Réforme du Code du travail : « Enfin on s’intéresse aux PME »
C’était l’une des principales promesses de campagne du président de la République, Emmanuel Macron. Fin août, le Premier ministre, Édouard Philippe et la ministre du Travail, Muriel Pénicaud, ont dévoilé au public le contenu des cinq ordonnances qui porteront la réforme du Code du travail. Loin de faire l’unanimité, ces mesures ciblent particulièrement les petites et moyennes entreprises (PME).
Afin de mettre en place rapidement cette réforme et dès le début du quinquennat, le gouvernement a souhaité légiférer par ordonnances, c’est-à-dire qu’il ne passera pas par le Parlement. Cette façon de légiférer a été autorisée grâce à la loi d’habilitation, adoptée par le Parlement (Assemblée nationale plus Sénat) au mois d’août, puis validée par le Conseil constitutionnel le 7 septembre dernier. En parallèle s’est tenue une vraie concertation entre le gouvernement et les syndicats, en vue de la rédaction de la nouvelle loi. Après la présentation de cette réforme, l’organisation de nombreuses manifestions a été annoncée par les principaux syndicats de travailleurs, qui se tiendront tout au long du mois de septembre. Mais si on en entendait déjà parler bien avant leur publication, que contiennent vraiment les 160 pages rassemblant les cinq ordonnances réformant le Code du travail ?

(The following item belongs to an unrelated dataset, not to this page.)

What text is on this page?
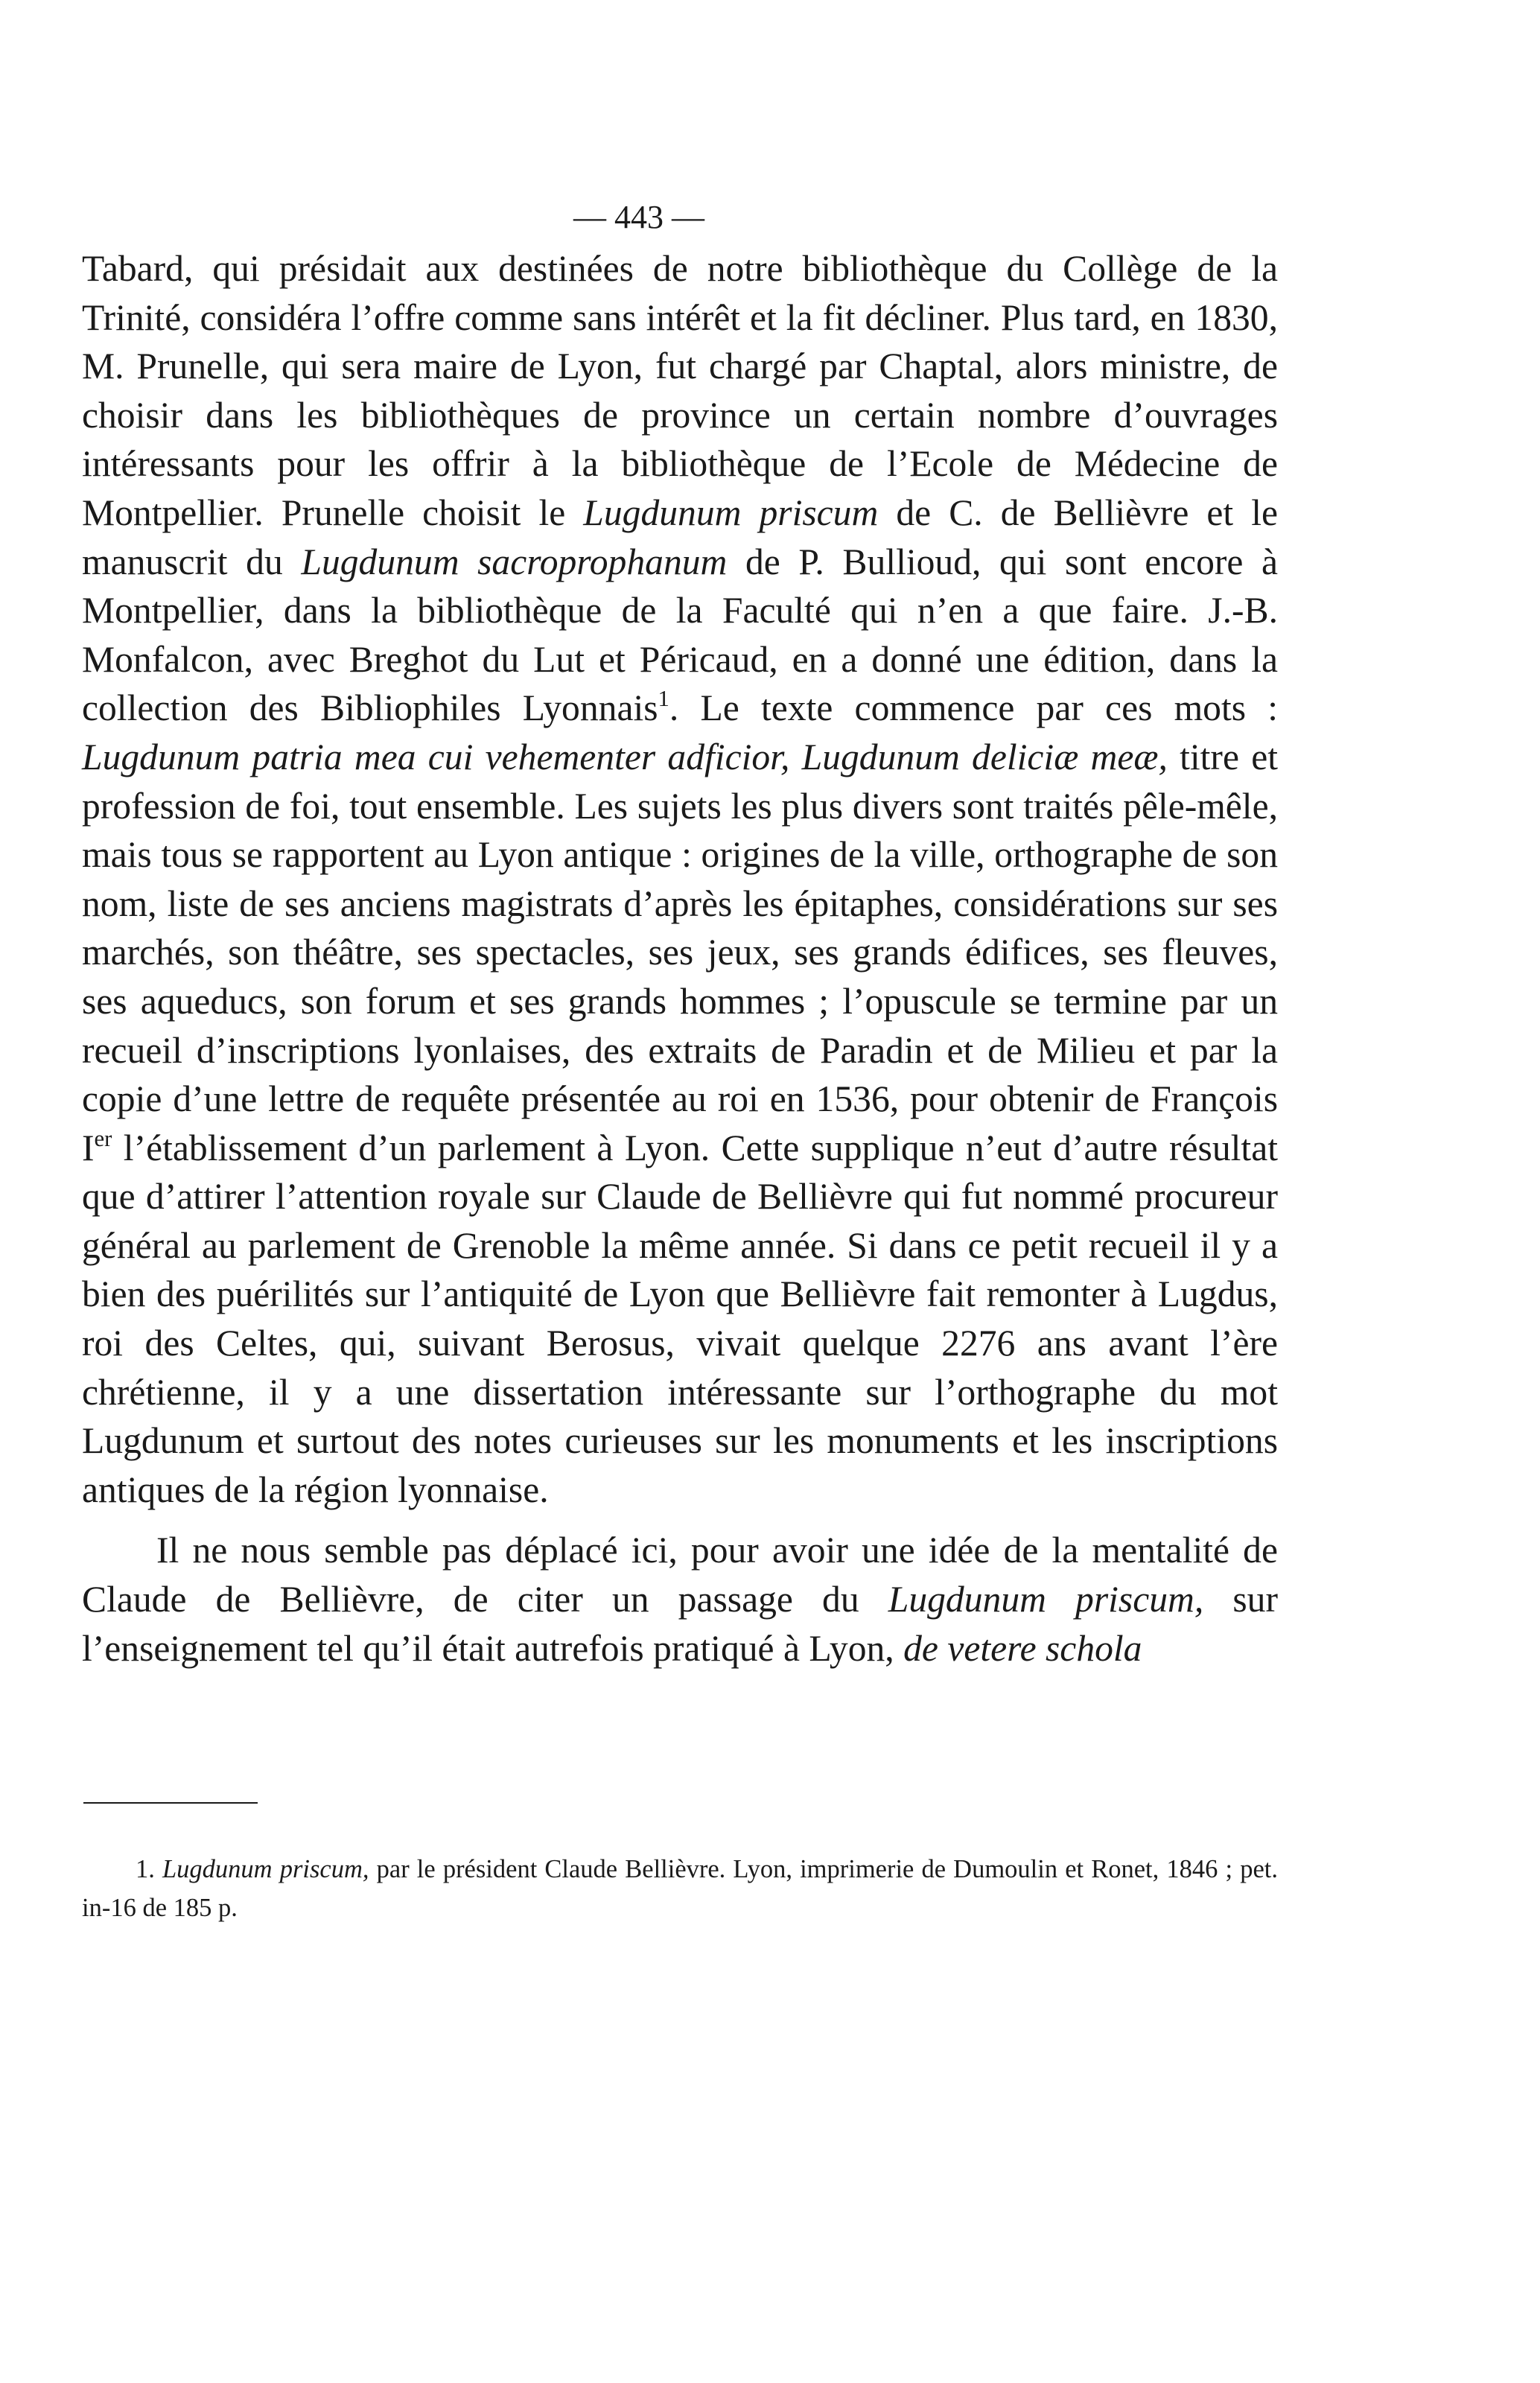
— 443 —

Tabard, qui présidait aux destinées de notre bibliothèque du Collège de la Trinité, considéra l’offre comme sans intérêt et la fit décliner. Plus tard, en 1830, M. Prunelle, qui sera maire de Lyon, fut chargé par Chaptal, alors ministre, de choisir dans les bibliothèques de province un certain nombre d’ouvrages intéressants pour les offrir à la bibliothèque de l’Ecole de Médecine de Montpellier. Prunelle choisit le Lugdunum priscum de C. de Bellièvre et le manuscrit du Lugdunum sacroprophanum de P. Bullioud, qui sont encore à Montpellier, dans la bibliothèque de la Faculté qui n’en a que faire. J.-B. Monfalcon, avec Breghot du Lut et Péricaud, en a donné une édition, dans la collection des Bibliophiles Lyonnais$^1$. Le texte commence par ces mots : Lugdunum patria mea cui vehementer adficior, Lugdunum deliciæ meæ, titre et profession de foi, tout ensemble. Les sujets les plus divers sont traités pêle-mêle, mais tous se rapportent au Lyon antique : origines de la ville, orthographe de son nom, liste de ses anciens magistrats d’après les épitaphes, considérations sur ses marchés, son théâtre, ses spectacles, ses jeux, ses grands édifices, ses fleuves, ses aqueducs, son forum et ses grands hommes ; l’opuscule se termine par un recueil d’inscriptions lyonlaises, des extraits de Paradin et de Milieu et par la copie d’une lettre de requête présentée au roi en 1536, pour obtenir de François Ier l’établissement d’un parlement à Lyon. Cette supplique n’eut d’autre résultat que d’attirer l’attention royale sur Claude de Bellièvre qui fut nommé procureur général au parlement de Grenoble la même année. Si dans ce petit recueil il y a bien des puérilités sur l’antiquité de Lyon que Bellièvre fait remonter à Lugdus, roi des Celtes, qui, suivant Berosus, vivait quelque 2276 ans avant l’ère chrétienne, il y a une dissertation intéressante sur l’orthographe du mot Lugdunum et surtout des notes curieuses sur les monuments et les inscriptions antiques de la région lyonnaise.

Il ne nous semble pas déplacé ici, pour avoir une idée de la mentalité de Claude de Bellièvre, de citer un passage du Lugdunum priscum, sur l’enseignement tel qu’il était autrefois pratiqué à Lyon, de vetere schola

1. Lugdunum priscum, par le président Claude Bellièvre. Lyon, imprimerie de Dumoulin et Ronet, 1846 ; pet. in-16 de 185 p.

Renforcement du dialogue social
La première ordonnance vise à améliorer les rapports entre les salariés et leurs patrons, en permettant la négociation des normes au sein même de l’entreprise, directement entre les représentants du personnel et la direction. Si un accord est trouvé, il prévaudra sur l’accord de branche. « Aujourd’hui les branches sont aux mains des grands groupes et négocient en leur faveur. Avec cette réforme, on pourra négocier ensemble dans l’entreprise, au bénéfice des collaborateurs », se réjouit Sébastien Horemans, chef d’entreprise dans le bâtiment et président de la Confédération des petites et moyennes entreprises (CPME) de Picardie. De plus, dans les PME, un accord pourra être conclu même si le salarié qui négocie n’est pas syndiqué (il n’y a pas de syndicat dans 96% des PME). Cependant, aux yeux de Frédérique Landas, secrétaire du comité régional de la Confédération générale du travail (CGT) Picardie, cet échange sera par nature non équilibré : « La négociation est un droit des salariés exercé par leur syndicat. Le patronat vient d’obtenir une relation de gré à gré avec un salarié isolé et non protégé dans les PME/ PMI. On imagine aisément comment pourront se dérouler de futures négociations ».

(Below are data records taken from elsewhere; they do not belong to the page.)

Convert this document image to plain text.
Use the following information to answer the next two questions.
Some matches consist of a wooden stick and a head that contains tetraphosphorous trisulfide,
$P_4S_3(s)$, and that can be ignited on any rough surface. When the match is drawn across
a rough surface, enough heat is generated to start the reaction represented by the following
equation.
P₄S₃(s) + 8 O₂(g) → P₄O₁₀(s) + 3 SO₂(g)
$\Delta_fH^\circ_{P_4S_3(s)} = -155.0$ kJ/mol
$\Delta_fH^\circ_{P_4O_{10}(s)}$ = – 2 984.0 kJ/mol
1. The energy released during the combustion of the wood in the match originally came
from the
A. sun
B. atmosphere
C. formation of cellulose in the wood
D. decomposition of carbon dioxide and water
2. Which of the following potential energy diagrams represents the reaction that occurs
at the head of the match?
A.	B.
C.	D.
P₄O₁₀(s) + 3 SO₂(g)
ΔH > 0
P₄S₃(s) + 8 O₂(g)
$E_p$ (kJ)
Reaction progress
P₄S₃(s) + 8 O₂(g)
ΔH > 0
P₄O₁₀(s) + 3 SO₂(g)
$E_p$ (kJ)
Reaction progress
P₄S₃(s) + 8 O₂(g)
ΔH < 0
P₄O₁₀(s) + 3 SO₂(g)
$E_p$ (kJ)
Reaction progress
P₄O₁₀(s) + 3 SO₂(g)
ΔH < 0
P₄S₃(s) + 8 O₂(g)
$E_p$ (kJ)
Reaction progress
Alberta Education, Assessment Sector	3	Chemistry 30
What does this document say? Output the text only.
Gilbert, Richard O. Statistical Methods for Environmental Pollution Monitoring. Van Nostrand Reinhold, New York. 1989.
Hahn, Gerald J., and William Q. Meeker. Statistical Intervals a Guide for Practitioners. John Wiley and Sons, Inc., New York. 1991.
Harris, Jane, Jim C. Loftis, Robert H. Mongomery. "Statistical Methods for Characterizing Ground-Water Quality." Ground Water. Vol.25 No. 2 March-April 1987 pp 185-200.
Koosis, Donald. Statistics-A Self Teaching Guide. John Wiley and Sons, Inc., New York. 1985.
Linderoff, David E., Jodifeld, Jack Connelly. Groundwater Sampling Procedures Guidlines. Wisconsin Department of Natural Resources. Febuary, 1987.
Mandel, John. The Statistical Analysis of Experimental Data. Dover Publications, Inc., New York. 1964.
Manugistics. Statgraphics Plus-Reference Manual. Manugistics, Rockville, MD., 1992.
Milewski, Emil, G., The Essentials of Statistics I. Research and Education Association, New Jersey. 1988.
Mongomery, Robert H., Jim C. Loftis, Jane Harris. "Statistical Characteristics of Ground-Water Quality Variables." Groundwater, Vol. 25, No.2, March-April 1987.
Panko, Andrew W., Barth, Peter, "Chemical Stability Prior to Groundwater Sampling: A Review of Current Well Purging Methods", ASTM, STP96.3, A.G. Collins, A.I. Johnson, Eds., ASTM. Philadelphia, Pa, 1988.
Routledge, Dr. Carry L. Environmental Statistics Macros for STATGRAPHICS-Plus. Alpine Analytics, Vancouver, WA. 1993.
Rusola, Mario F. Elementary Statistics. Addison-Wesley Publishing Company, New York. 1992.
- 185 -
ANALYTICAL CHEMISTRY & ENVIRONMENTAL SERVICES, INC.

Par ailleurs, la loi prévoit une refonte des organes représentatifs du personnel dans les entreprises. Ainsi, dans les entreprises de plus de onze salariés, le comité social et économique rassemblera les fonctions actuellement détenues par les délégués du personnel (DP), le comité d’entreprise (CE) et le comité d’hygiène, de sécurité et des conditions de travail (CHSCT).
Nouvelles indemnités prud’homales
Le gouvernement à présenté un nouveau barème des indemnités prud’homales, qui prévoit un seuil minimal, mais surtout un seuil maximal. Cette mesure vise à permettre aux entreprises d’estimer précisément combien il leur coûtera de licencier un employé, si ce dernier compte les poursuivre au tribunal. « Cette mesure amènera une meilleure visibilité car aujourd’hui, les salariés ne perdent jamais, et si pour eux les décisions de justice prennent parfois la forme d’une loterie, cela peut couler une entreprise qui doit payer des sommes exorbitantes », explique Sébastien Horemans.

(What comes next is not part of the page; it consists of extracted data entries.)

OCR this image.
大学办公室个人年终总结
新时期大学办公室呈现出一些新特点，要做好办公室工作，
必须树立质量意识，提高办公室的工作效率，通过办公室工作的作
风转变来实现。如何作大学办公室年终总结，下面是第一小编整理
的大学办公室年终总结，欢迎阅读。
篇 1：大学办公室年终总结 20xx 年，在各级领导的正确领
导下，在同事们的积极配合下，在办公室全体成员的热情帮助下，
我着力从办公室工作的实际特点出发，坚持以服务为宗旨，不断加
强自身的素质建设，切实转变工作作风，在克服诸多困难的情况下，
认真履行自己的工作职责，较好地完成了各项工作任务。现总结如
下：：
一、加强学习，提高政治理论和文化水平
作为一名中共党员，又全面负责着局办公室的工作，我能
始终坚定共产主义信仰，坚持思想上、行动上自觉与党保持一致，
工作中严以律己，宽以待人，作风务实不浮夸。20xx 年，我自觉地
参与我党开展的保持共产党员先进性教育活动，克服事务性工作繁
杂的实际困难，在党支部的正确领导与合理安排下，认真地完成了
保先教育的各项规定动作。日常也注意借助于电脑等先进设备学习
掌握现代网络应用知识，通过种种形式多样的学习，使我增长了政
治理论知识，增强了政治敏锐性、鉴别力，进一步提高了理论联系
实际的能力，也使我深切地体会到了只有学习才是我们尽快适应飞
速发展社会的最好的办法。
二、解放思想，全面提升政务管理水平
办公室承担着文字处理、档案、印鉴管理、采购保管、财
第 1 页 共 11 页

Si les indemnités prud’homales se retrouvent plafonnées, les indemnités de licenciement vont être augmentée de +25%, « cela est tout à fait normal, la France se trouve actuellement en dessous de la moyenne européenne », estime le président de la CPME Picardie. En revanche, un licenciement ne pourra plus être annulé pour une simple erreur de forme au cours de la procédure, comme c’est le cas actuellement. « S’il y a un recours de la part de l’employé, on sera alors jugé sur le fond et on non plus sur la forme », explique Sébastien Horemans. De même, le délai pour contester un licenciement passera de deux ans à un an pour tous les types de licenciement.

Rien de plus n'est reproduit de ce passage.